«El infierno es la ausencia de amor». La frase pertenece a Dostoievski, pero muy bien la podría haber firmado Tolstoi y cualquier persona capaz de entender que nuestra capacidad de amar es lo que nos humaniza y que, la falta de amor, es una verdadera desgracia.
El que definió con mejores palabras las exigencias del amor fue, a mi juicio, Rainer María Rilke. Decía este buen hombre: «Es bueno amar, pero amar es cosa difícil. El amor de un ser humano hacia otros es quizá lo mas difícil que nos ha sido encomendado, como la prueba suprema de nuestra calidad humana».
San Agustín, como siempre, en estos temas brilla con limpio resplandor: «Ama y haz lo que quieras. Si callas callarás con amor; si gritas, gritarás con amor; si corriges, corregirás con amor; si perdonas, perdonarás con amor. Si tienes el amor arraigado en ti, ninguna otra cosa sino amor serán tus frutos…la medida del amor es amar sin medidas…»
Mi amiga V. es inteligente, generosa y muchos consideran que debe ser una de las mejores arquitectas de la ciudad. Siempre converso con ella porque nos conocemos desde hace años y nos gusta estar juntos, discutir y contarnos las cosas que nos pasan.
El otro día la encontré de casualidad y nos fuimos a tomar un café en un bar de bulevar. Hablamos un rato de bueyes perdidos y en algún momento, sin dramatismo, como si estuviera hablando de otra persona, me dijo que acababa de separarse de D., su novio de los últimos dos años.
Cuando una mujer comenta esas cosas, lo mejor es quedarse callado y no hacer preguntas. V. pidió otro café, se acomodó el pelo y se quedó mirando un rato los árboles de la calle que, a esa hora de la nochecita, parecían más frondosos y corpulentos. Después me dijo que se sentía mal, que lo extrañaba, pero que estaba tranquila porque había hecho lo que correspondía.
-D. se volvía a Barcelona; me pidió que lo acompañe, que no lo deje solo.
-¿Y vos le dijistes que no?
V. se sonrió, pero fue un gesto breve, reprimido, más parecido a un rictus que a una sonrisa.
-Le dije que no, sabiendo que perdía la mejor relación de mi vida, que rechazándolo renunciaba para siempre al amor y que nunca más volvería a sentirme tan bien con un hombre.
-¿Y por qué hicistes eso?
Se acomodó en la silla, sacó un cigarrillo, lo apoyó en el platito del café y después, cuando siguió hablando, ya era la V. de siempre, es decir, la profesional exigente, la mujer decidida que sabe lo que hay que hacer.
-Yo no puedo darme el lujo de dejar mi profesión por un hombre; los amores son muy lindos, pero la atracción dura poco; me imaginé en Barcelona transformada en su esposa, criando hijos, alejada de mi actividad, y con todo el dolor del alma decidí a favor de mi vida… sola pero libre para hacer lo que me gusta y hacerlo bien.
-¿Decidistes a favor de tu vida o de tu profesión?
-¿Hay acaso alguna diferencia?
-No lo sé, pero debería haberla.
Seguimos hablando de otras cosas, salimos del bar y caminamos unas cuadras por bulevar y nos despedimos en una esquina hasta el próximo café.
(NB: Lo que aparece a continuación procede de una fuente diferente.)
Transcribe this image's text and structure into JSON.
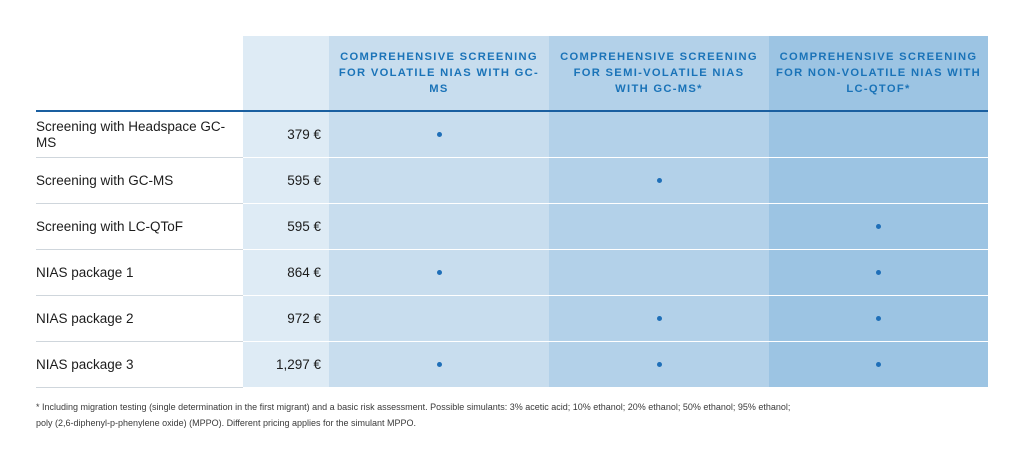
{
  "columns": [
    {
      "header": "COMPREHENSIVE SCREENING FOR VOLATILE NIAS WITH GC-MS"
    },
    {
      "header": "COMPREHENSIVE SCREENING FOR SEMI-VOLATILE NIAS WITH GC-MS*"
    },
    {
      "header": "COMPREHENSIVE SCREENING FOR NON-VOLATILE NIAS WITH LC-QTOF*"
    }
  ],
  "rows": [
    {
      "name": "Screening with Headspace GC-MS",
      "price": "379 €",
      "marks": [
        true,
        false,
        false
      ]
    },
    {
      "name": "Screening with GC-MS",
      "price": "595 €",
      "marks": [
        false,
        true,
        false
      ]
    },
    {
      "name": "Screening with LC-QToF",
      "price": "595 €",
      "marks": [
        false,
        false,
        true
      ]
    },
    {
      "name": "NIAS package 1",
      "price": "864 €",
      "marks": [
        true,
        false,
        true
      ]
    },
    {
      "name": "NIAS package 2",
      "price": "972 €",
      "marks": [
        false,
        true,
        true
      ]
    },
    {
      "name": "NIAS package 3",
      "price": "1,297 €",
      "marks": [
        true,
        true,
        true
      ]
    }
  ],
  "footnote": {
    "line1": "* Including migration testing (single determination in the first migrant) and a basic risk assessment. Possible simulants: 3% acetic acid; 10% ethanol; 20% ethanol; 50% ethanol; 95% ethanol;",
    "line2": "poly (2,6-diphenyl-p-phenylene oxide) (MPPO). Different pricing applies for the simulant MPPO."
  },
  "colors": {
    "accent": "#1a73b8",
    "rule": "#1a5fa0",
    "price_bg": "#deebf5",
    "col1_bg": "#c8ddee",
    "col2_bg": "#b3d1e9",
    "col3_bg": "#9cc4e3",
    "dot": "#1f6fb8"
  }
}
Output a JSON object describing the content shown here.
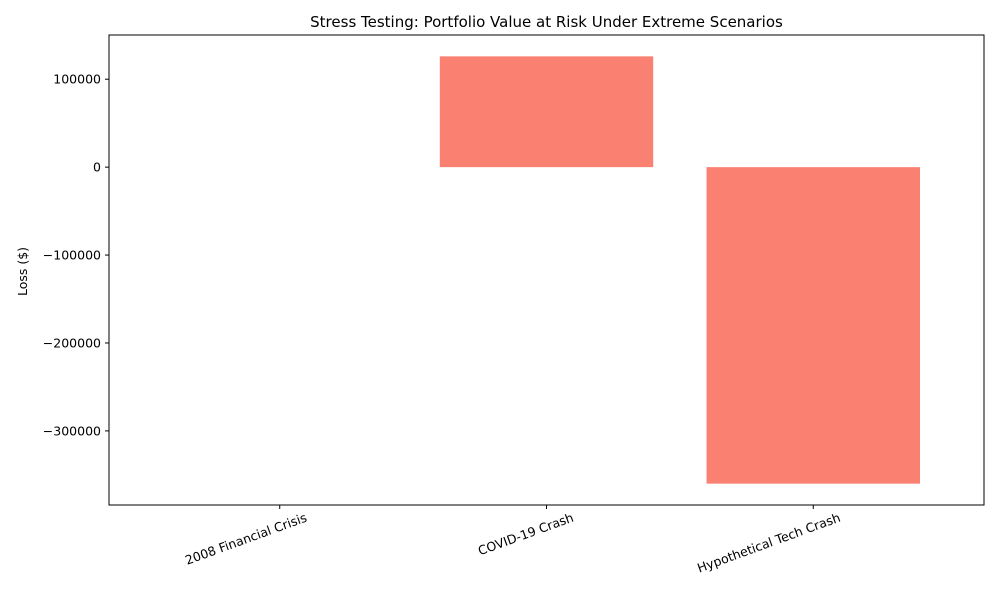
{
  "chart_data": {
    "type": "bar",
    "title": "Stress Testing: Portfolio Value at Risk Under Extreme Scenarios",
    "xlabel": "",
    "ylabel": "Loss ($)",
    "categories": [
      "2008 Financial Crisis",
      "COVID-19 Crash",
      "Hypothetical Tech Crash"
    ],
    "values": [
      0,
      126000,
      -360000
    ],
    "yticks": [
      100000,
      0,
      -100000,
      -200000,
      -300000
    ],
    "ytick_labels": [
      "100000",
      "0",
      "−100000",
      "−200000",
      "−300000"
    ],
    "ylim": [
      -384300,
      150300
    ],
    "bar_color": "#fa8072",
    "grid": false,
    "legend": "none"
  }
}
Antes de irse le recordé esa frase de Valery que alguna vez leímos juntos: «Terrible sería una humanidad que careciera del sentimiento del amor».
Se sonrió y me dijo: -Todos tenemos frases, pero la vida no se hace con frases… ¿acaso no te acuerdas de nuestro George Bataille, cuando nos decía que «el amor es el gran refugio del hombre contra la soledad, la inmensa soledad que le han impuesto la naturaleza, la especie y las leyes eternas?».
Regresé a mi casa pensando en lo que V. me había contado. Recordé también que en París y Berlín existe el mayor porcentaje de mujeres y hombres solos; que en Londres los solitarios disfrutan de la compañía de un gato, un perro o un loro. Recordé que un teólogo alemán había dicho que el precio para competir en la sociedades consumistas pasaba por sacrificar los mejores sentimientos en el altar de la eficiencia.
Los hombres y las mujeres en las sociedades desarrolladas parecen que se han decidido a renunciar al amor, a rechazar lo que aconsejaba Baudelaire: «Desconfía de la luna, de las estrellas, de los lagos, de la guitarras y de todas las novelas, pero amad vigorosamente, ferozmente a la mujer que améis».
Curiosas trampas de la historia. Trabajamos para destacarnos, para disfrutar del confort moderno, pero en el camino hemos renunciado a cultivar el arte de amar. Si es verdad que algún precio se paga por mutilar los sentimientos, los hombres pagaremos un precio muy alto por haber optado por la árida soledad, el ruido hueco y la compañía de un perro.